= Jerome Karabel =

American sociologist

Jerome Bernard Karabel (born May 20, 1950) is an American sociologist, political and social commentator, and professor of sociology at the University of California, Berkeley. He has written extensively on American institutions of higher education and on various aspects of social policy and history in the United States, often from a comparative perspective.

== Life and career ==
Karabel graduated from Phillips Exeter Academy (1968). He holds a BA (1972) and Ph.D. (1977) from Harvard University, and also conducted postgraduate studies at Nuffield College at Oxford University in England and at the Ecole des Hautes Etudes in Paris, France. He has been a recipient of grants from the National Science Foundation, the National Institute of Education, and the Ford Foundation. In 2009-2010, Karabel was a Fellow at the Woodrow Wilson International Center for Scholars in Washington DC, where he was working on a project entitled “American Exceptionalism, Social Well-Being, and the Quality of Life in the United States.”
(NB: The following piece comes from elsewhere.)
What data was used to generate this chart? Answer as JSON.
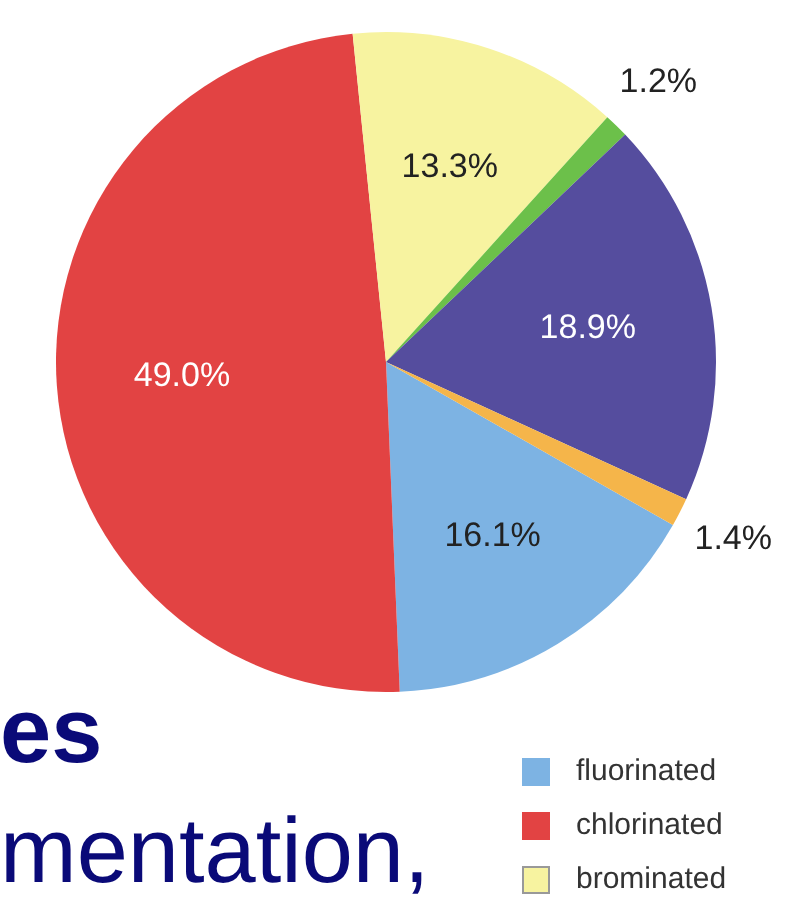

Karabel is the author of The Chosen: The Hidden History of Admission and Exclusion at Harvard, Yale, and Princeton (2005), which received the Distinguished Scholarly Book Award from the American Sociological Association. He is also co-author (with Steven Brint) of The Diverted Dream: Community Colleges and the Promise of Educational Opportunity in America, 1900-1985 (1989), which received the Outstanding Book Award from the American Educational Research Association. His research in the sociology of education explores notions of meritocracy, opportunity, access, and cultural capital in American higher education, and the role of the educational system in legitimating the existing social order.
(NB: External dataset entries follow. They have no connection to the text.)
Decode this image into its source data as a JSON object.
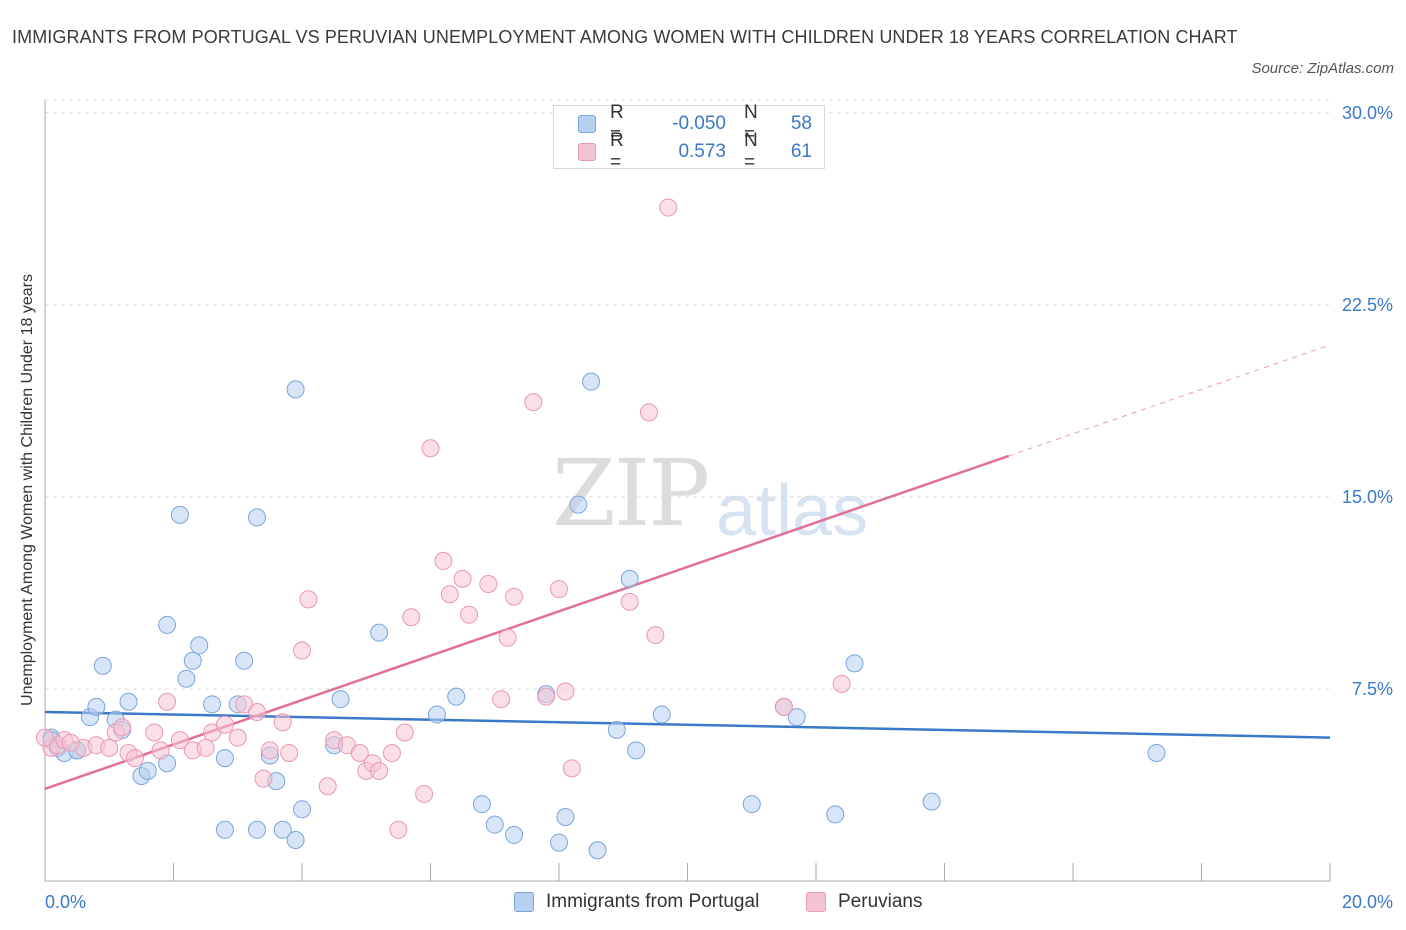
{
  "title": "IMMIGRANTS FROM PORTUGAL VS PERUVIAN UNEMPLOYMENT AMONG WOMEN WITH CHILDREN UNDER 18 YEARS CORRELATION CHART",
  "source": "Source: ZipAtlas.com",
  "watermark": {
    "zip": "ZIP",
    "atlas": "atlas"
  },
  "colors": {
    "blue": "#3a78c8",
    "blue_fill": "#b8d0f0",
    "pink": "#e07098",
    "pink_fill": "#f5c4d4",
    "grid": "#dcdcdc"
  },
  "legend": {
    "r_label": "R =",
    "n_label": "N =",
    "rows": [
      {
        "r": "-0.050",
        "n": "58"
      },
      {
        "r": "0.573",
        "n": "61"
      }
    ]
  },
  "bottom_legend": [
    "Immigrants from Portugal",
    "Peruvians"
  ],
  "chart_data": {
    "type": "scatter",
    "title": "IMMIGRANTS FROM PORTUGAL VS PERUVIAN UNEMPLOYMENT AMONG WOMEN WITH CHILDREN UNDER 18 YEARS CORRELATION CHART",
    "xlabel": "",
    "ylabel": "Unemployment Among Women with Children Under 18 years",
    "xlim": [
      0,
      20
    ],
    "ylim": [
      0,
      30.5
    ],
    "x_tick_labels": [
      "0.0%",
      "20.0%"
    ],
    "y_ticks": [
      7.5,
      15.0,
      22.5,
      30.0
    ],
    "y_tick_labels": [
      "7.5%",
      "15.0%",
      "22.5%",
      "30.0%"
    ],
    "grid": "horizontal dashed",
    "legend_placement": "top-center",
    "series": [
      {
        "name": "Immigrants from Portugal",
        "r": -0.05,
        "n": 58,
        "trend": {
          "x": [
            0,
            20
          ],
          "y": [
            6.6,
            5.6
          ]
        },
        "points": [
          [
            0.1,
            5.6
          ],
          [
            0.2,
            5.2
          ],
          [
            0.3,
            5.0
          ],
          [
            0.5,
            5.1
          ],
          [
            0.7,
            6.4
          ],
          [
            0.8,
            6.8
          ],
          [
            0.9,
            8.4
          ],
          [
            1.1,
            6.3
          ],
          [
            1.2,
            5.9
          ],
          [
            1.3,
            7.0
          ],
          [
            1.5,
            4.1
          ],
          [
            1.6,
            4.3
          ],
          [
            1.9,
            4.6
          ],
          [
            1.9,
            10.0
          ],
          [
            2.1,
            14.3
          ],
          [
            2.2,
            7.9
          ],
          [
            2.3,
            8.6
          ],
          [
            2.4,
            9.2
          ],
          [
            2.6,
            6.9
          ],
          [
            2.8,
            2.0
          ],
          [
            2.8,
            4.8
          ],
          [
            3.0,
            6.9
          ],
          [
            3.1,
            8.6
          ],
          [
            3.3,
            14.2
          ],
          [
            3.3,
            2.0
          ],
          [
            3.5,
            4.9
          ],
          [
            3.6,
            3.9
          ],
          [
            3.7,
            2.0
          ],
          [
            3.9,
            19.2
          ],
          [
            3.9,
            1.6
          ],
          [
            4.0,
            2.8
          ],
          [
            4.5,
            5.3
          ],
          [
            4.6,
            7.1
          ],
          [
            5.2,
            9.7
          ],
          [
            6.1,
            6.5
          ],
          [
            6.4,
            7.2
          ],
          [
            6.8,
            3.0
          ],
          [
            7.0,
            2.2
          ],
          [
            7.3,
            1.8
          ],
          [
            7.8,
            7.3
          ],
          [
            8.0,
            1.5
          ],
          [
            8.1,
            2.5
          ],
          [
            8.3,
            14.7
          ],
          [
            8.5,
            19.5
          ],
          [
            8.6,
            1.2
          ],
          [
            8.9,
            5.9
          ],
          [
            9.1,
            11.8
          ],
          [
            9.2,
            5.1
          ],
          [
            9.6,
            6.5
          ],
          [
            11.0,
            3.0
          ],
          [
            11.5,
            6.8
          ],
          [
            11.7,
            6.4
          ],
          [
            12.3,
            2.6
          ],
          [
            12.6,
            8.5
          ],
          [
            13.8,
            3.1
          ],
          [
            17.3,
            5.0
          ],
          [
            0.1,
            5.5
          ],
          [
            0.5,
            5.1
          ]
        ]
      },
      {
        "name": "Peruvians",
        "r": 0.573,
        "n": 61,
        "trend": {
          "x": [
            0,
            15
          ],
          "y": [
            3.6,
            16.6
          ]
        },
        "points": [
          [
            0.1,
            5.2
          ],
          [
            0.2,
            5.3
          ],
          [
            0.3,
            5.5
          ],
          [
            0.6,
            5.2
          ],
          [
            0.8,
            5.3
          ],
          [
            1.0,
            5.2
          ],
          [
            1.1,
            5.8
          ],
          [
            1.2,
            6.0
          ],
          [
            1.3,
            5.0
          ],
          [
            1.4,
            4.8
          ],
          [
            1.7,
            5.8
          ],
          [
            1.8,
            5.1
          ],
          [
            1.9,
            7.0
          ],
          [
            2.1,
            5.5
          ],
          [
            2.3,
            5.1
          ],
          [
            2.5,
            5.2
          ],
          [
            2.6,
            5.8
          ],
          [
            2.8,
            6.1
          ],
          [
            3.0,
            5.6
          ],
          [
            3.1,
            6.9
          ],
          [
            3.3,
            6.6
          ],
          [
            3.4,
            4.0
          ],
          [
            3.5,
            5.1
          ],
          [
            3.7,
            6.2
          ],
          [
            3.8,
            5.0
          ],
          [
            4.0,
            9.0
          ],
          [
            4.1,
            11.0
          ],
          [
            4.4,
            3.7
          ],
          [
            4.5,
            5.5
          ],
          [
            4.7,
            5.3
          ],
          [
            4.9,
            5.0
          ],
          [
            5.0,
            4.3
          ],
          [
            5.1,
            4.6
          ],
          [
            5.2,
            4.3
          ],
          [
            5.4,
            5.0
          ],
          [
            5.5,
            2.0
          ],
          [
            5.6,
            5.8
          ],
          [
            5.7,
            10.3
          ],
          [
            5.9,
            3.4
          ],
          [
            6.0,
            16.9
          ],
          [
            6.2,
            12.5
          ],
          [
            6.3,
            11.2
          ],
          [
            6.5,
            11.8
          ],
          [
            6.6,
            10.4
          ],
          [
            6.9,
            11.6
          ],
          [
            7.1,
            7.1
          ],
          [
            7.2,
            9.5
          ],
          [
            7.3,
            11.1
          ],
          [
            7.6,
            18.7
          ],
          [
            7.8,
            7.2
          ],
          [
            8.0,
            11.4
          ],
          [
            8.1,
            7.4
          ],
          [
            8.2,
            4.4
          ],
          [
            9.1,
            10.9
          ],
          [
            9.4,
            18.3
          ],
          [
            9.5,
            9.6
          ],
          [
            9.7,
            26.3
          ],
          [
            11.5,
            6.8
          ],
          [
            12.4,
            7.7
          ],
          [
            0.0,
            5.6
          ],
          [
            0.4,
            5.4
          ]
        ]
      }
    ]
  }
}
In The Chosen, Karabel chronicles the admissions policies of Harvard, Yale, and Princeton over the course of the twentieth century, describing how new admissions criteria—including letters of recommendation, athletic and extracurricular achievements, and interviews, in addition to a student’s academic credentials—were first introduced in the 1920s in an effort to limit the number of Jewish students. Such starkly redefined measures of “merit” were institutionalized at these and other elite institutions over time, even as these schools later adapted such admission policies in response to growing demands for greater democratization and diversity during the mid and latter half of the twentieth century.

Karabel’s articles have been published in the American Sociological Review, Harvard Educational Review, Theory and Society, Social Forces, and Politics and Society among others. He is also a contributor to publications such as The New York Times, The Huffington Post, The New York Review of Books, The Nation, The Los Angeles Times, and Le Monde Diplomatique.

==Selected publications==
- The Chosen: The Hidden History of Admission and Exclusion at Harvard, Yale, and Princeton (Houghton Mifflin, 2005) (Winner of the 2005 National Jewish Book Award).
- "Towards a Theory of Intellectuals and Politics," Theory and Society 25, no. 2 (April 1996): 205-233.
- The Diverted Dream: Community Colleges and the Promise of Educational Opportunity in America, 1990-1985, with Steven Brint (Oxford University Press, 1989).
- Power and Ideology in Education, co-edited with an introduction by A.H. Halsey (Oxford University Press, 1977).